Icône d'Emmanuel Tzanes, 1654, Musée de la Mère de Dieu Antivouniotissa de Corfou.
Certains ont l’audace téméraire de calomnier aussi le Saint-Esprit, comme ils calomnient l’unique engendré. Ils le disent devenu et créé, et le tirent complètement en dehors de la consubstantialité avec Dieu le Père. Eh bien opposons à leur logorrhée la parole de la foi droite, engendrons pour nous même et pour nos lecteurs des occasions d’être utiles ! Dites-moi donc : si l’Esprit qui est propre à Dieu – et par là-même existe en lui substantiellement – n’est ni Dieu par nature, ni issu de lui, s’il est autre chose que lui et n’est pas éloigné de la connaturalité avec les choses faites, comment nous, engendrés par son intermédiaire, pouvons-nous être dits « engendrés de Dieu » ? De deux choses l’une : ou bien nous dirons que l’évangéliste ment du tout au tout, ou bien s’il dit vrai, s’il en est ainsi et pas autrement, l’Esprit sera Dieu et issu de Dieu par nature, et en étant jugés dignes de participer de lui par la foi au Christ, nous sommes rendus participants de la nature divine et sommes dits engendrés de Dieu, et pour cela appelés dieux ; nous nous envolons vers une gloire qui nous dépasse, pas seulement par grâce, mais parce que nous avons désormais Dieu qui habite et réside en nous, selon la parole qui se trouve chez le prophète : « Parce que j’habiterai en eux et je m’y promènerai. » En effet, qu’ils nous disent, ceux qui sont remplis d’une si grande sottise, comment nous sommes selon Paul des temples de Dieu en ayant l’Esprit qui habite en nous, si celui-ci n’est pas Dieu par nature ! S’il est une créature devenue, pour quelle raison Dieu veut-il nous détruire au prétexte que nous détruisons le temple de Dieu en souillant notre corps ? En ce corps habite l’Esprit, qui possède toutes les propriétés naturelles de Dieu le Père, et pareillement celles de l’unique engendré.
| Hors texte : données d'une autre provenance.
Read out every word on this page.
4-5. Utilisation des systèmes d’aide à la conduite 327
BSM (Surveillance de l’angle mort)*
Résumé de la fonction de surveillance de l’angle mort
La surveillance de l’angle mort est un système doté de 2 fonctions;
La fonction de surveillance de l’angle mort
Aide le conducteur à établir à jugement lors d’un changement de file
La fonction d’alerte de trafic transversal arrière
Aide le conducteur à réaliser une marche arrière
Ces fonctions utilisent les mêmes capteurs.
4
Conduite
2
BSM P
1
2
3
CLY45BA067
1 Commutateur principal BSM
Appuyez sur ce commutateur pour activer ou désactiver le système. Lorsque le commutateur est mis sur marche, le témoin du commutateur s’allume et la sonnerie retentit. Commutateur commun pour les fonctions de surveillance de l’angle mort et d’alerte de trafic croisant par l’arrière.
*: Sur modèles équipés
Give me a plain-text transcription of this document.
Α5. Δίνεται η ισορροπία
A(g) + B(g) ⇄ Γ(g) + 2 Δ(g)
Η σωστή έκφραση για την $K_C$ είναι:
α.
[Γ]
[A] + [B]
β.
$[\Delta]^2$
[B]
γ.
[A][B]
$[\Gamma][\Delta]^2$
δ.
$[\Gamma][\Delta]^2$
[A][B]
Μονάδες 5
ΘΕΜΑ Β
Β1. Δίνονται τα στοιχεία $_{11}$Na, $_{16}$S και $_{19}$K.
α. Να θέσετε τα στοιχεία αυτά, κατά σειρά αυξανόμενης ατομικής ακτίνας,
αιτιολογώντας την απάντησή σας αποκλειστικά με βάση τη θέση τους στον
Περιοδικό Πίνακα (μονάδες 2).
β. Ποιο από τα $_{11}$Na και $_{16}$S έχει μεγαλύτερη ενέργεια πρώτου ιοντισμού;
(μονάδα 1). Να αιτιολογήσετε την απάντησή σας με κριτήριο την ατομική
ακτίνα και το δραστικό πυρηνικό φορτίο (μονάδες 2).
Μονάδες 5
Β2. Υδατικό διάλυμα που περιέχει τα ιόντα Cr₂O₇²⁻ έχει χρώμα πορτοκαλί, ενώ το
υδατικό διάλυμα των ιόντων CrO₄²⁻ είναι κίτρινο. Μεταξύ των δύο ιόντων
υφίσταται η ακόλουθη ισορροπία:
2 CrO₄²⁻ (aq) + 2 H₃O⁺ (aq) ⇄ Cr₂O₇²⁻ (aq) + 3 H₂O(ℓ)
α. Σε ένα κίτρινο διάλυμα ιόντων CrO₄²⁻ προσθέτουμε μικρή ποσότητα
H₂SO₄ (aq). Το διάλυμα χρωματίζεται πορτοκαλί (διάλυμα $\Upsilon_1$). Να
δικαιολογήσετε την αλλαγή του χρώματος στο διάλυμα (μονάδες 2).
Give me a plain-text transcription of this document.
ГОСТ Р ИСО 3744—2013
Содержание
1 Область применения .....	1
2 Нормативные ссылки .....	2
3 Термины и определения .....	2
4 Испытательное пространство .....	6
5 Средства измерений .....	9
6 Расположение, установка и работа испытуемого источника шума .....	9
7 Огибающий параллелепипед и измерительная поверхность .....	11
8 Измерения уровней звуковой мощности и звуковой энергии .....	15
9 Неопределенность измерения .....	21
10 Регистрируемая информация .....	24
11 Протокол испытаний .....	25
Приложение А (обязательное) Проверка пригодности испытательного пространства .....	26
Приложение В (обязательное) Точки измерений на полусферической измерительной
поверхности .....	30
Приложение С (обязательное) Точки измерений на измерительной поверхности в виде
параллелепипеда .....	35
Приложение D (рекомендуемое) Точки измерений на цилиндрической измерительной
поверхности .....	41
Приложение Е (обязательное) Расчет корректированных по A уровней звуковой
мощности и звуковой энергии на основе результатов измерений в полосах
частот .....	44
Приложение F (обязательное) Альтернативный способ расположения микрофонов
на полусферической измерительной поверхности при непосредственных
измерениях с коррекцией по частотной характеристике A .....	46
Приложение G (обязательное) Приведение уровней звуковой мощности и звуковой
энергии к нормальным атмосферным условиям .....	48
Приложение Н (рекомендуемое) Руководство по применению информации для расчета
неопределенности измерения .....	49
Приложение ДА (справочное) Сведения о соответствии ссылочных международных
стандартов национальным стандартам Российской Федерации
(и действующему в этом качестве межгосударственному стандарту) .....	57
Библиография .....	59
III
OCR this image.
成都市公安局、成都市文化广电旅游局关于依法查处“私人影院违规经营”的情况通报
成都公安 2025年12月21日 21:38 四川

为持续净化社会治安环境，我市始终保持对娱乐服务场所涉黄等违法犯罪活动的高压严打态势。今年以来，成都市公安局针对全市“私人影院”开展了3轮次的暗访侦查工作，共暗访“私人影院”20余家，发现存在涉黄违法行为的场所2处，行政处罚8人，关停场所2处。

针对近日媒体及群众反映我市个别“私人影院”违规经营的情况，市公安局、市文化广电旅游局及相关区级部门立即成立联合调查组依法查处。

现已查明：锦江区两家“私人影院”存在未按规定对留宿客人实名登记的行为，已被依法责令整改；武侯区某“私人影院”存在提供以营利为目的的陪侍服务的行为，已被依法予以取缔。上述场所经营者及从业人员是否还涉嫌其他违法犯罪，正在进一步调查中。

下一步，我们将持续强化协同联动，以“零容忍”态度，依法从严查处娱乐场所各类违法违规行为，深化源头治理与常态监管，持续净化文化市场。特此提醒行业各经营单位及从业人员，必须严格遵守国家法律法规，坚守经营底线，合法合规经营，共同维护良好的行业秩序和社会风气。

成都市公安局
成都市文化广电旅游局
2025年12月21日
Car comment seront-elles vraies, ces paroles du Sauveur : « Si quelqu’un m’aime, il gardera ma parole et mon Père l’aimera, et nous viendrons à lui et ferons notre demeure chez lui », et en lui nous séjournerons ? C’est bien l’Esprit qui habite en nous, et c’est par lui que, selon notre foi, nous possédons à la fois le Père et le Fils, comme Jean lui-même l’a encore dit quelque part dans ses épîtres : « En ceci nous connaissons que nous restons en lui et lui en nous, en ce qu’il nous a donné de son Esprit. »
Commentaire sur saint Jean, I, 9. Traduction Bernard Meunier, Sources chrétiennes.